Small island nations have found their climate champion

It is the combination of power, defiance, intelligence and compassion that made the prime minister of the world’s newest republic, Mia love mottley, a lightning rod that highlighted the ineffectiveness of world leaders at COP26 to advance actions to combat the climate crisis.

On Tuesday, the United Nations Environment Program Announced Barbados’ prime minister was one of its 2021 Champions of the Earth, the world’s body’s most prestigious environmental honor. Mottley was recognized in the political leadership category for her “powerful voice for a sustainable world from the Global South, constantly warning about the vulnerability of Small Island Developing States (SIDS) due to the climate emergency.”

Rather than use the conference with his other hotheaded members of the state to deliver platitudes and soliloquies that reinforce the vanity of power, Mottley used his platform, reclaimed his time, and managed a scorching speech that cornered the intentions of the leaders of the Global North and reduced them to a selfish and rapacious irresponsibility.

And in that verbal disquisition about the inequities of the disproportionate impacts that are borne in Small Island Developing States, championed advocacy for climate activists, progressive allies, anti-racists, and intersectional feminists alike.

Hold the sugar and its topping.

SIDS are particularly vulnerable to the effects of climate change and they have been quite eloquent in their advocacy to pressure the Global North to achieve more aggressive climate goals.

As Athaulla Rasheed explained in the journal, International Studies: “SIDS have been in the UN climate negotiations since the 1980s, committed to a climate agenda with clear ideas about the challenges they face and the kind of solutions they seek from the international political community.”

Mottley’s contribution to this story is to advocate for the need for funding for SIDS to address the impacts of climate change on their economies and societies. The policy prescription would establish a funding mechanism to help vulnerable states respond to the impact of climate change on their nations.
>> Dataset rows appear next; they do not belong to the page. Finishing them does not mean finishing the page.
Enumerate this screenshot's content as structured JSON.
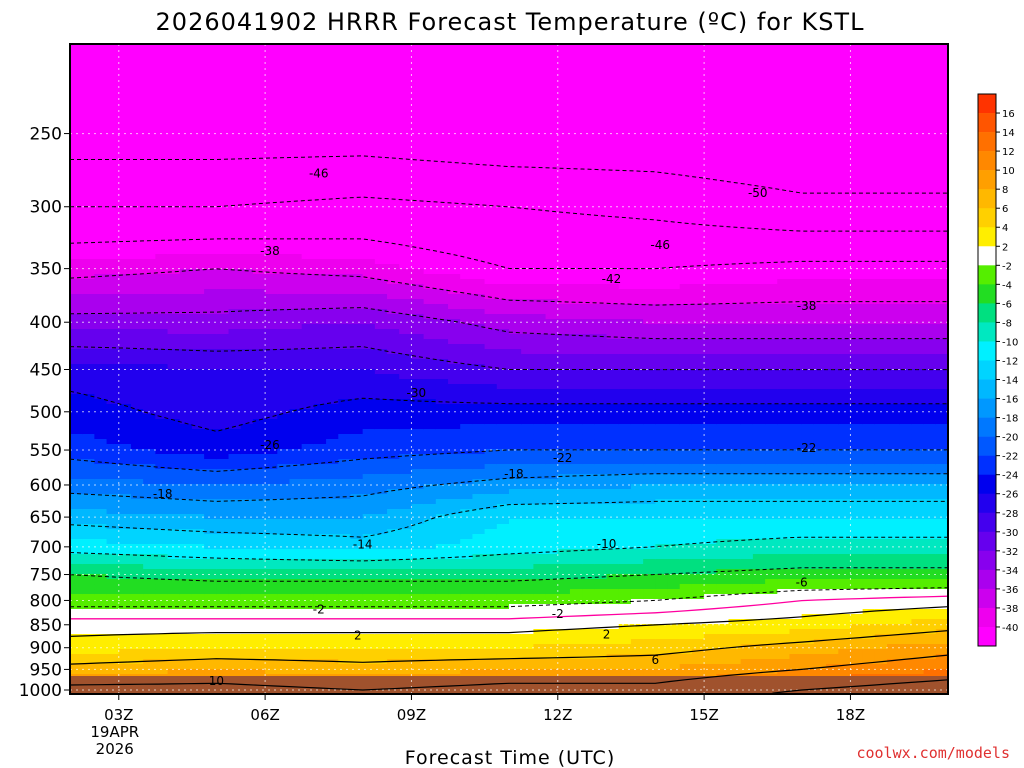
{
  "colors": {
    "surface": "#a0522d",
    "freezing_line": "#ff00a0",
    "credit": "#e03030"
  },
  "chart_data": {
    "type": "heatmap",
    "title": "2026041902 HRRR Forecast Temperature (ºC) for KSTL",
    "xlabel": "Forecast Time (UTC)",
    "ylabel": "",
    "credit": "coolwx.com/models",
    "x_ticks": [
      {
        "label": "03Z",
        "hour": 3,
        "sub1": "19APR",
        "sub2": "2026"
      },
      {
        "label": "06Z",
        "hour": 6,
        "sub1": "",
        "sub2": ""
      },
      {
        "label": "09Z",
        "hour": 9,
        "sub1": "",
        "sub2": ""
      },
      {
        "label": "12Z",
        "hour": 12,
        "sub1": "",
        "sub2": ""
      },
      {
        "label": "15Z",
        "hour": 15,
        "sub1": "",
        "sub2": ""
      },
      {
        "label": "18Z",
        "hour": 18,
        "sub1": "",
        "sub2": ""
      }
    ],
    "xlim": [
      2,
      20
    ],
    "y_ticks": [
      250,
      300,
      350,
      400,
      450,
      500,
      550,
      600,
      650,
      700,
      750,
      800,
      850,
      900,
      950,
      1000
    ],
    "ylim": [
      1010,
      200
    ],
    "y_scale": "log",
    "grid": true,
    "colorbar": {
      "labels": [
        "16",
        "14",
        "12",
        "10",
        "8",
        "6",
        "4",
        "2",
        "-2",
        "-4",
        "-6",
        "-8",
        "-10",
        "-12",
        "-14",
        "-16",
        "-18",
        "-20",
        "-22",
        "-24",
        "-26",
        "-28",
        "-30",
        "-32",
        "-34",
        "-36",
        "-38",
        "-40"
      ],
      "colors": [
        "#ff3300",
        "#ff5500",
        "#ff7000",
        "#ff8800",
        "#ff9f00",
        "#ffb800",
        "#ffd000",
        "#ffee00",
        "#ffffff",
        "#55ee00",
        "#22dd22",
        "#00e080",
        "#00e8c0",
        "#00f0ff",
        "#00d4ff",
        "#00b8ff",
        "#0098ff",
        "#0078ff",
        "#0058ff",
        "#0030ff",
        "#0000ee",
        "#2200ee",
        "#4400ee",
        "#6600ee",
        "#8800ee",
        "#aa00ee",
        "#cc00ee",
        "#ee00ee",
        "#ff00ff"
      ]
    },
    "temperature_profile": {
      "pressure": [
        250,
        300,
        350,
        400,
        450,
        500,
        550,
        600,
        650,
        700,
        750,
        800,
        850,
        900,
        950,
        1000
      ],
      "hours": [
        2,
        5,
        8,
        11,
        14,
        17,
        20
      ],
      "values": [
        [
          -52,
          -52,
          -52,
          -53,
          -53,
          -54,
          -54
        ],
        [
          -46,
          -46,
          -45,
          -46,
          -47,
          -49,
          -49
        ],
        [
          -39,
          -38,
          -39,
          -42,
          -42,
          -41,
          -41
        ],
        [
          -33,
          -33,
          -32,
          -35,
          -36,
          -36,
          -36
        ],
        [
          -27,
          -28,
          -28,
          -30,
          -30,
          -30,
          -30
        ],
        [
          -25,
          -27,
          -25,
          -25,
          -25,
          -25,
          -25
        ],
        [
          -23,
          -25,
          -23,
          -22,
          -22,
          -22,
          -22
        ],
        [
          -19,
          -20,
          -19,
          -17,
          -16,
          -16,
          -16
        ],
        [
          -15,
          -16,
          -16,
          -12,
          -12,
          -12,
          -12
        ],
        [
          -11,
          -12,
          -13,
          -11,
          -10,
          -9,
          -9
        ],
        [
          -6,
          -7,
          -7,
          -7,
          -6,
          -5,
          -5
        ],
        [
          -3,
          -3,
          -3,
          -3,
          -2,
          0,
          1
        ],
        [
          1,
          1,
          1,
          1,
          2,
          3,
          5
        ],
        [
          3,
          4,
          4,
          4,
          5,
          7,
          9
        ],
        [
          7,
          8,
          7,
          8,
          8,
          10,
          12
        ],
        [
          11,
          11,
          10,
          11,
          11,
          14,
          16
        ]
      ]
    },
    "contour_labels": [
      {
        "text": "-46",
        "x": 7.1,
        "p": 276
      },
      {
        "text": "-38",
        "x": 6.1,
        "p": 335
      },
      {
        "text": "-30",
        "x": 9.1,
        "p": 477
      },
      {
        "text": "-26",
        "x": 6.1,
        "p": 543
      },
      {
        "text": "-18",
        "x": 3.9,
        "p": 614
      },
      {
        "text": "-14",
        "x": 8.0,
        "p": 696
      },
      {
        "text": "-10",
        "x": 13.0,
        "p": 695
      },
      {
        "text": "-6",
        "x": 17.0,
        "p": 765
      },
      {
        "text": "-2",
        "x": 7.1,
        "p": 818
      },
      {
        "text": "-2",
        "x": 12.0,
        "p": 827
      },
      {
        "text": "2",
        "x": 7.9,
        "p": 873
      },
      {
        "text": "2",
        "x": 13.0,
        "p": 871
      },
      {
        "text": "6",
        "x": 14.0,
        "p": 928
      },
      {
        "text": "10",
        "x": 5.0,
        "p": 978
      },
      {
        "text": "-22",
        "x": 12.1,
        "p": 561
      },
      {
        "text": "-18",
        "x": 11.1,
        "p": 584
      },
      {
        "text": "-22",
        "x": 17.1,
        "p": 547
      },
      {
        "text": "-42",
        "x": 13.1,
        "p": 359
      },
      {
        "text": "-46",
        "x": 14.1,
        "p": 330
      },
      {
        "text": "-50",
        "x": 16.1,
        "p": 290
      },
      {
        "text": "-38",
        "x": 17.1,
        "p": 384
      }
    ]
  }
}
In addition to the United States and the European Union, Canada is against it.

As Steven Guilbeault, our new Minister of the Environment, said: “I don’t think we are at the stage where we are talking about the creation of a new financing mechanism.” Maybe it’s because Canada has only contributed 17% of contributions (in 2017) committed to the $ 100 million climate finance target “Addressing the needs of developing countries” as part of the Paris Agreement.

Opinion: Small island developing states like Barbados are vulnerable to the effects of climate change and have spoken out to propel the global North towards more aggressive climate goals, writes Erica Ifill. @wickdchiq # COP26

In other words, Canada is rallying the countries that need help the most, calling into question our commitment to ensuring that these states survive for the next decade. Black and brown lives are at stake, which means Canada is not interested.

Instead, rich countries offered crumbs from Massa’s table in the form of technical assistance, demonstrating an ongoing commitment to keeping SIDS economically dependent on exploitative international assistance models through climate colonialism.

Call them climate fixes, as the inequities of global climate change are demonstrated by the reality that it is the Global North that created the problem while the Global South suffers its consequences.

Like the apartheid vaccine, the North continues to strangle the South as the latter must grapple with the attempt to reduce poverty levels, reduce staggering debt (Barbados entered selective default in 2018) while facing a climate crisis that further erodes their economic capabilities.

“Privileged lifestyles in Europe, North America, and other nations of the global North produce a carbon footprint 100 times that of the world’s poor nations combined.” indicated Euronews in short an Oxfam report.

An article in Scientific reports this course clarifies: “Countries export much of the damage created by their greenhouse gas (GHG) emissions because the Earth’s atmosphere is globally intermingled.”

His research found “a huge global inequality where 20 of the 36 countries with the highest emissions are among the least vulnerable to the negative impacts of future climate change. On the contrary, 11 of the 17 countries with low or moderate GHG emissions are highly vulnerable to the negative impacts of climate change ”. Oxfam has advocated a similar redistribution model that Mottley and other SIDS support.

In his speech at COP26Mottley pointed to the dire and foreboding reality of catastrophe for nations most vulnerable to the climate emergency if climate finance targets were not met: “By then, it will be too late.”

If only Guilbeault and the Trudeau government had enough humanity to keep their performative promises.

Erica Ifill is an economist-turned-entrepreneur who founded her own communications agency, Not In My Color. She is also a co-founder and co-host of the Bad + Bitchy podcast and a columnist for The Hill Times.